In the case of modeling the input of the mixtures of (BCl₃ + H₂), (BF₃ + H₂), (SiCl₄ + H₂), (SiF₄ + H₂), (SiF₄ + CH₄ + H₂), (BF₃ + CH₄ + H₂) into reactor, the simplified model is considered. It is assumed that the powdered particles B, Si, B₄C and SiC due to their low concentrations, expected on the basis of the thermodynamic calculations, do not affect the flow gasdynamics in the reactor. A homogeneous turbulent flow of the mixture is considered which includes only argon–hydrogen mixture, gas-carrier, gas reagent (one of the following compounds depending on the type mixture supplied to input 4 (Fig. 12): BCl₃, BF₃, SiCl₄, SiF₄) and, optionally, methane and carbon. To describe the distribution of powdered particles of target products in the gas mixture, the equation of diffusion was used with the addition of an appropriate source term that defines the formation of B, Si, B₄C and SiC according to thermodynamic calculations. The diffusion coefficients of the particles of boron, silicon and their carbides in the carrying gas stream are estimated by the Stokes–Einstein formula. The radius of particles was assumed equal to 200 nm.

$$ \frac{\partial (\rho c)}{{\partial t}} + div(\rho \overline{\user2{V}}c) = div(\sum\limits_{i = 1}^{5} {\rho_{i} D_{i} } \cdot grad\,c) + S_{reag} , $$

(18)

where c и D_i are the mass concentration and diffusion coefficient in the corresponding medium of the powder particles of the target product.

Boundary conditions are specified in accordance with the experimental conditions of the conversion process in the plasma-chemical reactor with the vortex stabilization of the flow. In the case of modeling the synthesis of carbides, the chemically active mixture of H₂, gas-reagent and CH₄ of room temperature is supplied to the inputs of tubes 4 (Fig. 12). While carrying out calculations for the reduction B, Si, Mo and W, the CH₄ is not applied to the computational domain. The values for the volumetric flow and the ratio of components at the inlet 4 (Fig. 12) for each studied chemically active mixture are set equal to the corresponding values for which thermodynamic calculations were carried out.
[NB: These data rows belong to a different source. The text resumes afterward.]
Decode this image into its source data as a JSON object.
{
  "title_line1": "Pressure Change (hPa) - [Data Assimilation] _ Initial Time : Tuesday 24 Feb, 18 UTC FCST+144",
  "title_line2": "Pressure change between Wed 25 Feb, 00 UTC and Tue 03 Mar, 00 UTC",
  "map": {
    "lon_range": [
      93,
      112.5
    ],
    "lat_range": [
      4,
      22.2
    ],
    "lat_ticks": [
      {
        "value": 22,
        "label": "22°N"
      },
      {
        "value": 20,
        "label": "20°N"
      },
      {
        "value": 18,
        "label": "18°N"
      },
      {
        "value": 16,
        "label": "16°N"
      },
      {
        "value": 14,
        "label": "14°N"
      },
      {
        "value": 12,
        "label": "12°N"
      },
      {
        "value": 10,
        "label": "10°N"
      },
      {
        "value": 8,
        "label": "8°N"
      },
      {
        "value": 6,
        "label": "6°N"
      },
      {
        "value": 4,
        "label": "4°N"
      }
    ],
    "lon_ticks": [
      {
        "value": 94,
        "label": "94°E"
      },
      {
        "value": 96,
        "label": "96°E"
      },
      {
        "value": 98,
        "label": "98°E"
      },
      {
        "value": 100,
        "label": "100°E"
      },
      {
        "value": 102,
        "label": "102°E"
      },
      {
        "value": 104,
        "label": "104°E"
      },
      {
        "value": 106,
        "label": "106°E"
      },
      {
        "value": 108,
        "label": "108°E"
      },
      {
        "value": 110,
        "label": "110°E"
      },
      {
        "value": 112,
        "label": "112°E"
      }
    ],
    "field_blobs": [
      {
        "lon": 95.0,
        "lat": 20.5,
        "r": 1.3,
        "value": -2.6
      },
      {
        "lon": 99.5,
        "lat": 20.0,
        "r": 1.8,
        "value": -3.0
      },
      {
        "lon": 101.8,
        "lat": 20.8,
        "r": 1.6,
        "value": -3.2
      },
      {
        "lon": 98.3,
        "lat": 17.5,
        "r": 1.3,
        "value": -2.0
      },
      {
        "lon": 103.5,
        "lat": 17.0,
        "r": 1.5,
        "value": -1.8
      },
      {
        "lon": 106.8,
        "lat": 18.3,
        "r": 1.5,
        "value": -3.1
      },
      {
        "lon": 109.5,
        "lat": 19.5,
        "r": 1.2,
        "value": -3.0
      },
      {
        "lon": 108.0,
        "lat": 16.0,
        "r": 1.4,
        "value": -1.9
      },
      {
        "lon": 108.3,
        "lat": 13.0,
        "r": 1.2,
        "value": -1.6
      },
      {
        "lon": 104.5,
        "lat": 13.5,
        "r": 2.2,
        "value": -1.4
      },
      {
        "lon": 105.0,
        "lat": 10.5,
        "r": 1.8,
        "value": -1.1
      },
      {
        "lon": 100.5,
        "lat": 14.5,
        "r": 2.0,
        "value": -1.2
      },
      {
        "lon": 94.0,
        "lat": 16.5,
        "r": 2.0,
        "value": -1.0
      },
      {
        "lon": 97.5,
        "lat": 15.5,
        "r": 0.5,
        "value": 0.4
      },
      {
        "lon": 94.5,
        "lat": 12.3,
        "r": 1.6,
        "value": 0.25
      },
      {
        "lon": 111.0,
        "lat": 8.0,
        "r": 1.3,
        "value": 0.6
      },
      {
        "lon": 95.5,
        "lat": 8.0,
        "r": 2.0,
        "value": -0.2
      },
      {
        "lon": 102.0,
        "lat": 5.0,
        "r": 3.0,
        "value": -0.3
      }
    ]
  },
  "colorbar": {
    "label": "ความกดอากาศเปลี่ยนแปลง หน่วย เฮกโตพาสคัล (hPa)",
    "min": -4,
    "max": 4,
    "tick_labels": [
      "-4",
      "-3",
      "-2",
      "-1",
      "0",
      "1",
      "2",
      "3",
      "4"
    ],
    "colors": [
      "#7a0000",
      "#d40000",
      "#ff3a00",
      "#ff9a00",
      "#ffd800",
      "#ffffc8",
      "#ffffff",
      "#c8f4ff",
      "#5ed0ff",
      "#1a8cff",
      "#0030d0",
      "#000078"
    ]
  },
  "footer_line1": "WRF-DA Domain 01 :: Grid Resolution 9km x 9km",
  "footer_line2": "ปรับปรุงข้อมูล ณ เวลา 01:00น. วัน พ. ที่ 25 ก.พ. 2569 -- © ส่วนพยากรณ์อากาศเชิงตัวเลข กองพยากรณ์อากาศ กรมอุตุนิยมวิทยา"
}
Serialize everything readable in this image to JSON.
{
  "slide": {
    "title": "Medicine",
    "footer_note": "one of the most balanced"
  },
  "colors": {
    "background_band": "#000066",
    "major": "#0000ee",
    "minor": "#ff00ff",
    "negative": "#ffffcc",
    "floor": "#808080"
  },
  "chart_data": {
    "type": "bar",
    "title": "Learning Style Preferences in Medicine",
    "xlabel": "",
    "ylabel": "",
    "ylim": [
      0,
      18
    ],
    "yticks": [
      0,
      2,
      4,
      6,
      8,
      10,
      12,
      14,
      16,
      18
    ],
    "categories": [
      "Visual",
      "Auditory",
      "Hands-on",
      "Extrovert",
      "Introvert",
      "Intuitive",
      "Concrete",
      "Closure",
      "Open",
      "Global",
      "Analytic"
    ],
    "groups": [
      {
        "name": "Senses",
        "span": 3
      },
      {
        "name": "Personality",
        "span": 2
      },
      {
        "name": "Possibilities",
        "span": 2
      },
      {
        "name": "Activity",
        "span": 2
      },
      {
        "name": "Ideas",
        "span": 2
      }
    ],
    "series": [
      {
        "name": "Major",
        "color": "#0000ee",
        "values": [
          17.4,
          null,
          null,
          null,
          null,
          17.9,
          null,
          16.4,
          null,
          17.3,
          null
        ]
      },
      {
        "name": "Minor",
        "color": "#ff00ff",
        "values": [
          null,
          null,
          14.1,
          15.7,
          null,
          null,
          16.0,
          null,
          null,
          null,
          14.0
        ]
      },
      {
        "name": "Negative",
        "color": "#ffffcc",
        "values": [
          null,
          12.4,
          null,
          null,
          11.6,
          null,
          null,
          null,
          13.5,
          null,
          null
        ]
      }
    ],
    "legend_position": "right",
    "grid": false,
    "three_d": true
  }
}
The plasma-forming gas with the velocity fields, specified on the boundary, and temperature fields, defined from solving the problem in the plasmatron zone I is supplied to the inflow boundary separating plasmatron zone I and reaction chamber II. The zero excessive pressure is set at the outflow boundary 2 (Fig. 12). On all solid walls, the condition of adhesion is set and the temperatures of walls correspond to the experimental ones. The boundary conditions of diffusion equations for particles B, Si, B₄C and SiC are zero concentrations of particles at the inflow 1, 4 (Fig. 12) and the absence of particle flow through the solid walls of the computational domain. The physical properties of the components of the gas mixture are set by the functions of temperature. For BCl₃, BF₃, SiCl₄, SiF₄ specific heat capacity was determined using the NIST database, viscosity and thermal conductivity were calculated using formulas (18) and (19).